Friday, June 11, 2010

The Other Side

Have you ever had something that you believed, or perhaps even taught, that has been misrepresented by another? If so, join the crowd. The apostle Paul experienced this when he taught justification by faith. Some of his opponents reported that Paul was teaching that the grace of God was given so freely that the more one sinned, the more grace would come. "We are slanderously reported and as some claim that we say, 'Let us do evil that good may come'" (Romans 3:8). This was a gross distortion and misreading of the great teachings on grace by Paul. Nevertheless, he had to fight this corruption of what was truly taught throughout his ministry.

In my early years as a Christian I was presented with some teachings by those who are called Calvinist. They believe that God selects some for salvation and others for eternal condemnation. Those who propagated those views tried to discredit the opposing view, usually called Arminianism, which teaches that God desires to save all, but that the choice is left up to us. (I am oversimplifying this to make a point. I am not trying to enter into a discussion about either view.)

I decided to investigate these claims concerning Calvinism and studied the Scriptures to find whether these things were so. I was also discussing these issues with some Calvinists who were prominent in our college fellowship. They represented their own view very well, but it seemed to me that they were rather biased against the Arminian view. So I read what the Arminians had to say and I found that my suspicions were correct. The Calvinists, probably unintentionally, were not properly or fairly representing the other view. I was finally convinced that Calvinism was not the Word of God.

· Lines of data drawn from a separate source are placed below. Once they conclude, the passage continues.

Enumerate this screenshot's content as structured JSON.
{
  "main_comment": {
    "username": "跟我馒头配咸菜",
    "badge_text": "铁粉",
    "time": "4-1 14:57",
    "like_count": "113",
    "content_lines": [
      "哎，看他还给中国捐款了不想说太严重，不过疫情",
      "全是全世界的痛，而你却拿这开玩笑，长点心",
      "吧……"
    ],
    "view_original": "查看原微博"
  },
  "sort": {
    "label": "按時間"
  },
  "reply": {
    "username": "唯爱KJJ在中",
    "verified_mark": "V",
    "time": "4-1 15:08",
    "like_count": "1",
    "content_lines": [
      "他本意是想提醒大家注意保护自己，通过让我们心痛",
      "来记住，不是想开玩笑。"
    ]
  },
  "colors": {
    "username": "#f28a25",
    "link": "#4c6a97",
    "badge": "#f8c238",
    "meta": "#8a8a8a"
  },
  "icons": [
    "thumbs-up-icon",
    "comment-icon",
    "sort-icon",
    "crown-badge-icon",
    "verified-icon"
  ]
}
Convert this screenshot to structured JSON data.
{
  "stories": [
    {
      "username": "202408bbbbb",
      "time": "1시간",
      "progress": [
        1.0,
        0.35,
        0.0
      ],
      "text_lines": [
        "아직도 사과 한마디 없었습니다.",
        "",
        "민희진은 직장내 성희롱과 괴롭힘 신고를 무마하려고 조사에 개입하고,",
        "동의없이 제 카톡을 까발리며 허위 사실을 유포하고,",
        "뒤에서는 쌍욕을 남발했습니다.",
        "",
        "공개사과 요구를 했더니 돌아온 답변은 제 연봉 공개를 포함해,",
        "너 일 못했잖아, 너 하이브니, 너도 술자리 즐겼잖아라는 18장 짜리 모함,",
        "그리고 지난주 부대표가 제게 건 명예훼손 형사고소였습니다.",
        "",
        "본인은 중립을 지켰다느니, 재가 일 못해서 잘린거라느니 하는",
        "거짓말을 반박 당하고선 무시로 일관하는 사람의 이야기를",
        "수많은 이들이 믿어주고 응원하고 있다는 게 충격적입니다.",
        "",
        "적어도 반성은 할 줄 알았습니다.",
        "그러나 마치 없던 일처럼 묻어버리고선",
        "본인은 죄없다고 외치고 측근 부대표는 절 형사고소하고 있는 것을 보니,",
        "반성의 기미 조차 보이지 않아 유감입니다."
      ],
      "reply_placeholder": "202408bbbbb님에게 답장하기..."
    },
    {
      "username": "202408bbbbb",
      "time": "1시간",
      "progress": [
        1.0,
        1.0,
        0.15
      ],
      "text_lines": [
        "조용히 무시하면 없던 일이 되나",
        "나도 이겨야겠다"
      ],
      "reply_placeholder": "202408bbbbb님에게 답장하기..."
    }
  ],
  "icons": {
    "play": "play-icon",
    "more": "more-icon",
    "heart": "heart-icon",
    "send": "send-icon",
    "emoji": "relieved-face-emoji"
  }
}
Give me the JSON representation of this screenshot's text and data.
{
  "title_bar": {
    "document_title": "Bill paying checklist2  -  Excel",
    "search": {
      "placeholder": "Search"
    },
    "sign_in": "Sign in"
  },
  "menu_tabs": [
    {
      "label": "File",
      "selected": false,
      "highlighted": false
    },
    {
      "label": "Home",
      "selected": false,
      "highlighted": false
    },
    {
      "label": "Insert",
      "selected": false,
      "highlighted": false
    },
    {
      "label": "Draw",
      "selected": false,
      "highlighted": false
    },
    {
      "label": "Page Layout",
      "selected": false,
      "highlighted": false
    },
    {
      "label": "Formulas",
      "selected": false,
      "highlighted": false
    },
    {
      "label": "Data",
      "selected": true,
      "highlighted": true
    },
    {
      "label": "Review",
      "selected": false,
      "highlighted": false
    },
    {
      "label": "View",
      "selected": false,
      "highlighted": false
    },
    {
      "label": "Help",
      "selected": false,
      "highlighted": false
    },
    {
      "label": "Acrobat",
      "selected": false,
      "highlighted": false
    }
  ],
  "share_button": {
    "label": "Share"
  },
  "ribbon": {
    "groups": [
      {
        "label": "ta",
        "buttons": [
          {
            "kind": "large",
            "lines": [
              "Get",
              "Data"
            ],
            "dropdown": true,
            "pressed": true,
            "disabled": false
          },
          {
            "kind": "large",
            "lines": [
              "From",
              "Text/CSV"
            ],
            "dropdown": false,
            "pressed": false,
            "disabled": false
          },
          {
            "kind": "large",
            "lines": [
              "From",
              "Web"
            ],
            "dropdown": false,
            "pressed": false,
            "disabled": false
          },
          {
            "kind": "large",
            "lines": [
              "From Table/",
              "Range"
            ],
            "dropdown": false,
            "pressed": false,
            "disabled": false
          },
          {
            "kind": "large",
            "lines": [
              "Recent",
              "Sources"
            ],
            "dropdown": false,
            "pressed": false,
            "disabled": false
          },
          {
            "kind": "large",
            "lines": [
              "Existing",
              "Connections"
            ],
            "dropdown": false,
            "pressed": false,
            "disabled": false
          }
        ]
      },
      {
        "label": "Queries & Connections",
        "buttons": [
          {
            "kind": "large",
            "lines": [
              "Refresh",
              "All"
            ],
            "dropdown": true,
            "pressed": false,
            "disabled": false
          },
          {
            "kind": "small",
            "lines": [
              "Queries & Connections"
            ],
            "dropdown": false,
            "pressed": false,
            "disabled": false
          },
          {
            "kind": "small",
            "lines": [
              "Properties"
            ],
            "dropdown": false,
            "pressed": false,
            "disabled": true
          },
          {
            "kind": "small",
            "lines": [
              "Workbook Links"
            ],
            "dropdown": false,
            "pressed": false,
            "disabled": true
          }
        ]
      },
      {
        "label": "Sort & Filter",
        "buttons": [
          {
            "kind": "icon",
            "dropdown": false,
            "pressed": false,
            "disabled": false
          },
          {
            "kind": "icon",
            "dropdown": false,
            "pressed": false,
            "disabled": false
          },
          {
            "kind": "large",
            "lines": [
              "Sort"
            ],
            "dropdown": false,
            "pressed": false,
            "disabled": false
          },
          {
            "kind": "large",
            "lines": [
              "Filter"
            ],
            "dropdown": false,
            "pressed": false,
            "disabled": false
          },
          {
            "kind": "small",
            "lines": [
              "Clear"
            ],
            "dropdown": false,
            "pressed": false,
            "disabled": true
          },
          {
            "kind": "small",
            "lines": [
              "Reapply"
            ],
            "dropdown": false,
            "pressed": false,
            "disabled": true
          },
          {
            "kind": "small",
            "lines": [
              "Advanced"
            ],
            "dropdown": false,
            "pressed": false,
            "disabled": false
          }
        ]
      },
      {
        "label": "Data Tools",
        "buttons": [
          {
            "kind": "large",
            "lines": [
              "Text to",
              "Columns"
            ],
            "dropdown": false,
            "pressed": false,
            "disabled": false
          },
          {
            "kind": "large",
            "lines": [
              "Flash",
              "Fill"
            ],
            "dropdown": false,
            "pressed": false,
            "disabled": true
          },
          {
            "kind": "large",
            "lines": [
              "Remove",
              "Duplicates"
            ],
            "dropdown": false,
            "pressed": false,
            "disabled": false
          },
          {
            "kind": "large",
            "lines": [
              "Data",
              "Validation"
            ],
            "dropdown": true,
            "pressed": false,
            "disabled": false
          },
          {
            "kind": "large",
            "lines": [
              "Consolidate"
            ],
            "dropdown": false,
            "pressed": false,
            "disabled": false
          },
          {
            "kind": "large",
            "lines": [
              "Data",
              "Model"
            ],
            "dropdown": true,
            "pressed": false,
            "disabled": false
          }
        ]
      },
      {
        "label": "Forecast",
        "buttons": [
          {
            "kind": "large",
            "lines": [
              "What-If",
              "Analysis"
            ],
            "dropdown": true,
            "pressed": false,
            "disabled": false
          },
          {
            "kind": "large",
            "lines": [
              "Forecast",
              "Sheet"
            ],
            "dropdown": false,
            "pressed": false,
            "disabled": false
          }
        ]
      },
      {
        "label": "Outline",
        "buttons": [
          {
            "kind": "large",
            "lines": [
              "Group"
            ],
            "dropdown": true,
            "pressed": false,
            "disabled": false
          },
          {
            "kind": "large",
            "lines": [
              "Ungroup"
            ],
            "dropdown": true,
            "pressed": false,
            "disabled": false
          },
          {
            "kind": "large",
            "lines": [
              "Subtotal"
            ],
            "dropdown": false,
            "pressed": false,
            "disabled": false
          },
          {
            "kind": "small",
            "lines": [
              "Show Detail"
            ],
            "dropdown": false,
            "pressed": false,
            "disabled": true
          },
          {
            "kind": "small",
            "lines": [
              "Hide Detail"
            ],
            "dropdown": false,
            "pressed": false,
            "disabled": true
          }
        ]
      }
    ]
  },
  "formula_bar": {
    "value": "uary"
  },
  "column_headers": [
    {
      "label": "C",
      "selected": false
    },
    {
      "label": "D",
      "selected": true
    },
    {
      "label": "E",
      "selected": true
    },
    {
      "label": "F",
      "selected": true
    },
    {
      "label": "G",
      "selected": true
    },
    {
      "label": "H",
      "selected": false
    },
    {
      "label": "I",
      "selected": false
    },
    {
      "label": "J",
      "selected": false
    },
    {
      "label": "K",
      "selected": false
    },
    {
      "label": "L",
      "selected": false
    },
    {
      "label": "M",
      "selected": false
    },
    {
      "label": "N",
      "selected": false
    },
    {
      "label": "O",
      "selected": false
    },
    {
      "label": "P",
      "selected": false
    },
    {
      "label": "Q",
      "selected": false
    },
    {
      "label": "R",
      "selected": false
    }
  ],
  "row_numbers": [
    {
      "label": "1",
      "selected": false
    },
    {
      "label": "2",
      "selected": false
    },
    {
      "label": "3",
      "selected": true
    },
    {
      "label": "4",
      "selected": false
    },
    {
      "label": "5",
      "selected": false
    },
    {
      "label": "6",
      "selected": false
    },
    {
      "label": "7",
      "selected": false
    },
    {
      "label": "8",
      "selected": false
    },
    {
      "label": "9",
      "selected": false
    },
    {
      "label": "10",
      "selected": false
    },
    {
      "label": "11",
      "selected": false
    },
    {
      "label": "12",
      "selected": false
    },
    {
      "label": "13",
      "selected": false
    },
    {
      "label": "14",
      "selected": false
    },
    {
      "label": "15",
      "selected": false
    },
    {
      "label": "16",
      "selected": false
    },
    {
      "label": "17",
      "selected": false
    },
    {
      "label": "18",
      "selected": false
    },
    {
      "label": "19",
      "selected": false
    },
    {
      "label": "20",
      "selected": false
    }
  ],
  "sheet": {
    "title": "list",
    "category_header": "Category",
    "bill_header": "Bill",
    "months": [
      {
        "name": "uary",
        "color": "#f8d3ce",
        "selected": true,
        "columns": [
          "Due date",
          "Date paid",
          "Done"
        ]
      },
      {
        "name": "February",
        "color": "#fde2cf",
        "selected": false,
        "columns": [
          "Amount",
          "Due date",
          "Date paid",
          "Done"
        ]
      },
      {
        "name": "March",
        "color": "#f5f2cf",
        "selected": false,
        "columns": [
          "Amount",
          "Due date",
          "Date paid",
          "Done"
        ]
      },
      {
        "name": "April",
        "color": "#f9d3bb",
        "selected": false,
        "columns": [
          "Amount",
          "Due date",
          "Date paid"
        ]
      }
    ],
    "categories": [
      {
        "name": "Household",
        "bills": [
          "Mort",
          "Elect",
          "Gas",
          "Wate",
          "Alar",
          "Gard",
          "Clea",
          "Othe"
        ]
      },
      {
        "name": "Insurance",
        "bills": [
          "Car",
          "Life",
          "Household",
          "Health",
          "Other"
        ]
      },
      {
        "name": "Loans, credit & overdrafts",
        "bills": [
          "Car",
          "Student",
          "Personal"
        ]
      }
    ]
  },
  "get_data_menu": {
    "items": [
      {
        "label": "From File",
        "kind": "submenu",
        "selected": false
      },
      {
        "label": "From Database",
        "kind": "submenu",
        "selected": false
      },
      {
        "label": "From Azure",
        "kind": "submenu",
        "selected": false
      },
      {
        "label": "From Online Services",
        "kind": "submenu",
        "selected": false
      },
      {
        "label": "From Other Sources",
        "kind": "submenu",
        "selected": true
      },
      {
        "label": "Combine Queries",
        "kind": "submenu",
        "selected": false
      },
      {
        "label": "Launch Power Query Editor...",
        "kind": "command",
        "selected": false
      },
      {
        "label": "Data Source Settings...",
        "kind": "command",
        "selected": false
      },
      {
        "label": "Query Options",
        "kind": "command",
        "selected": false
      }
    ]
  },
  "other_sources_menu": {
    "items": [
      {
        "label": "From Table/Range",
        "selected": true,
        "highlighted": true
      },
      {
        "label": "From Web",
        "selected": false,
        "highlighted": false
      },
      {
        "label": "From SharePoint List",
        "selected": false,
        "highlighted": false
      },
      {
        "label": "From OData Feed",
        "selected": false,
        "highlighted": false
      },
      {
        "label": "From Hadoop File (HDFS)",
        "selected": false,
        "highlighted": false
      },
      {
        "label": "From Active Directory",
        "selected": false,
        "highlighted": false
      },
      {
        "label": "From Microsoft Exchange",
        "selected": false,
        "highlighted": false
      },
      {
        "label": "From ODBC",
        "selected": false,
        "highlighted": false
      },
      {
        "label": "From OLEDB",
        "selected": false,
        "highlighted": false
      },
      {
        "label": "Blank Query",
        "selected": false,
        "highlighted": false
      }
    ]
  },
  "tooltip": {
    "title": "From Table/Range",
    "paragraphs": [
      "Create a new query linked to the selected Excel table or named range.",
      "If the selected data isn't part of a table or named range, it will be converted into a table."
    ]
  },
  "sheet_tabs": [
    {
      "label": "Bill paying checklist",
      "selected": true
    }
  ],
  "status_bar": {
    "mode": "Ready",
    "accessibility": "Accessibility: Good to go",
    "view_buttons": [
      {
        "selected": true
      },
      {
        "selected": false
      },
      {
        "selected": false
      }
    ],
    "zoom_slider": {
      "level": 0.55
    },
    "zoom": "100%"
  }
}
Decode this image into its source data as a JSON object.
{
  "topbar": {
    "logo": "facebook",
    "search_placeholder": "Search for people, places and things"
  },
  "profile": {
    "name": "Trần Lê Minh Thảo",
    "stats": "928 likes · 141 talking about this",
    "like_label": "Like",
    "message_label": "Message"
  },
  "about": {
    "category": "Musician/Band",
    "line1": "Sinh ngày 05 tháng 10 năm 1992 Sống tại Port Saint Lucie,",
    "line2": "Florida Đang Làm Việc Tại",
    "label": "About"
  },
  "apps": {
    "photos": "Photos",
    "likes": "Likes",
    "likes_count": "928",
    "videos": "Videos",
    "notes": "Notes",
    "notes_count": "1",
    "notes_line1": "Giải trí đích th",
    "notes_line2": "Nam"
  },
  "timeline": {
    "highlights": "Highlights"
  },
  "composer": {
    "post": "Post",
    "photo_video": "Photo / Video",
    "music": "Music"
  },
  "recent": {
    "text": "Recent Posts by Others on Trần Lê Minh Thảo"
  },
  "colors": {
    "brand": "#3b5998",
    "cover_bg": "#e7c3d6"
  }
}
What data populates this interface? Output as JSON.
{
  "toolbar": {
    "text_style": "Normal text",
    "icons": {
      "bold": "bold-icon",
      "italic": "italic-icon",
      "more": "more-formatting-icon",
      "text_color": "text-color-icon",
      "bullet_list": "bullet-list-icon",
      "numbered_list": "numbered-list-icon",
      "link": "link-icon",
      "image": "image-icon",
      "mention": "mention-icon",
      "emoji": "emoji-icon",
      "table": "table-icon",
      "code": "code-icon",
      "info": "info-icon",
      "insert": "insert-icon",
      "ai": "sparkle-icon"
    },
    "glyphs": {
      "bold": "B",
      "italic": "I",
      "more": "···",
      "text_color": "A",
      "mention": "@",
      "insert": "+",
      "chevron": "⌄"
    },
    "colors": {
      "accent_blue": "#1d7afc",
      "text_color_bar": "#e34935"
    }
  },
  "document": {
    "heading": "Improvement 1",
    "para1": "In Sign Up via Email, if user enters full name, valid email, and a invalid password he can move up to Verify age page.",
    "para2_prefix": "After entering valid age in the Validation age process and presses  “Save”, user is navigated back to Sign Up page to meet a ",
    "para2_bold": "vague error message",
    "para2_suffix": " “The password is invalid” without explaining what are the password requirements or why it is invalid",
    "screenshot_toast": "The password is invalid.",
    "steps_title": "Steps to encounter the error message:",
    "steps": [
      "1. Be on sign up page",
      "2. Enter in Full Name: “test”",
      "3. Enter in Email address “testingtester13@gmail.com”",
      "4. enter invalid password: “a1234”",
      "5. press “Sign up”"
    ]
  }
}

At a later time, I heard some speak negatively about a theology called Dispensationalism. At the time, I had no clue what that was, but it was presented in a rather poor light. By this time I was enough of a skeptic that I immediately began to read up on what Dispensationalism was. (It is, generally speaking, a particular view of interpreting the Bible especially in regards to the End Times.) You can guess what happened. I became a Dispensationalist.

One problem that I found with an introduction to it by one its opponents is that the particular Dispensational minister that was quoted was quite on the extreme of the movement. He did not represent everyday, mainstream dispensational thought. To me, this is a rather cheap and all too common trick to discredit something that you disagree with. We should deal with any subject, not by looking at some extreme version of it, but by examining what the mainstream proponents of it teach.

Besides misrepresenting (perhaps unintentionally) another view because you disagree with it, there is something becoming very common that is even worse. And that is publicly condemning a teaching that you have not really researched or understood. I hear this all the time. I can usually tell when someone has not done their homework when the criticism leveled against a teaching is grossly inaccurate or even the opposite of what is actually taught.

I will give an example of this from a current controversial teaching. (Once again, I am not bringing this up so that we can argue the pros and cons of this teaching, but only for illustrative purposes.) There is a teaching that is often called the prosperity gospel. From this teaching, it is considered the will of God that His people prosper in every area of life including finances. I read an opponent of this teaching say that the prosperity gospel encourages people to go deeply into debt to finance an expensive lifestyle. This critic has little or no understanding of what the prosperity gospel is. If he had done some basic research, he would have known that this teaching is generally against any kind of indebtedness, often to an extreme. Probably the most prominent prosperity teacher, Kenneth Copeland, falls just short of calling the borrowing of money a sin. He continually affirms that neither he nor his ministry has borrowed any money for anything in more than 40 years. And he is not alone in this. Fred Price, another prosperity teacher, preaches against Christians loading up on debt to finance a fabulous Christmas and then paying it off all year.

So why does this critic say these things. Because he has not bothered to actually examine these teachings and just jumps to all shorts of bad conclusions since he is convinced, without much evidence, that this teaching produces certain kinds of results. This is the same thing that Paul's opponents were doing with his teachings. They did not sit down and listen to Paul and get the whole picture he was trying to paint. They heard a certain part of it, or someone's version of it, and assumed that Paul was trying to give us a license to sin.

How should we react when we hear or read something that strikes us as wrong? How about a little fairness, objectivity, and calm, rational thought. We should do our homework before we condemn any teaching. Also, we should do our best to not misrepresent what anyone is saying.

One other thing. When I was studying Calvinism, I learned quite a lot from them. I find that you often can learn from those whom you have deep disagreements with. God may have actually revealed some things to them that you need to hear. But if we just shut our ears to our 'opponents' then we may be missing some very important things.

For my part, I have learned much from Calvinists, non-Dispensationalists and even prosperity teachers. And this is coming from a very opinionated person. Few people will battle for his point of view harder than I will. But I hope it is never said that I have misrepresented anyone or treated any view with a jaundiced eye.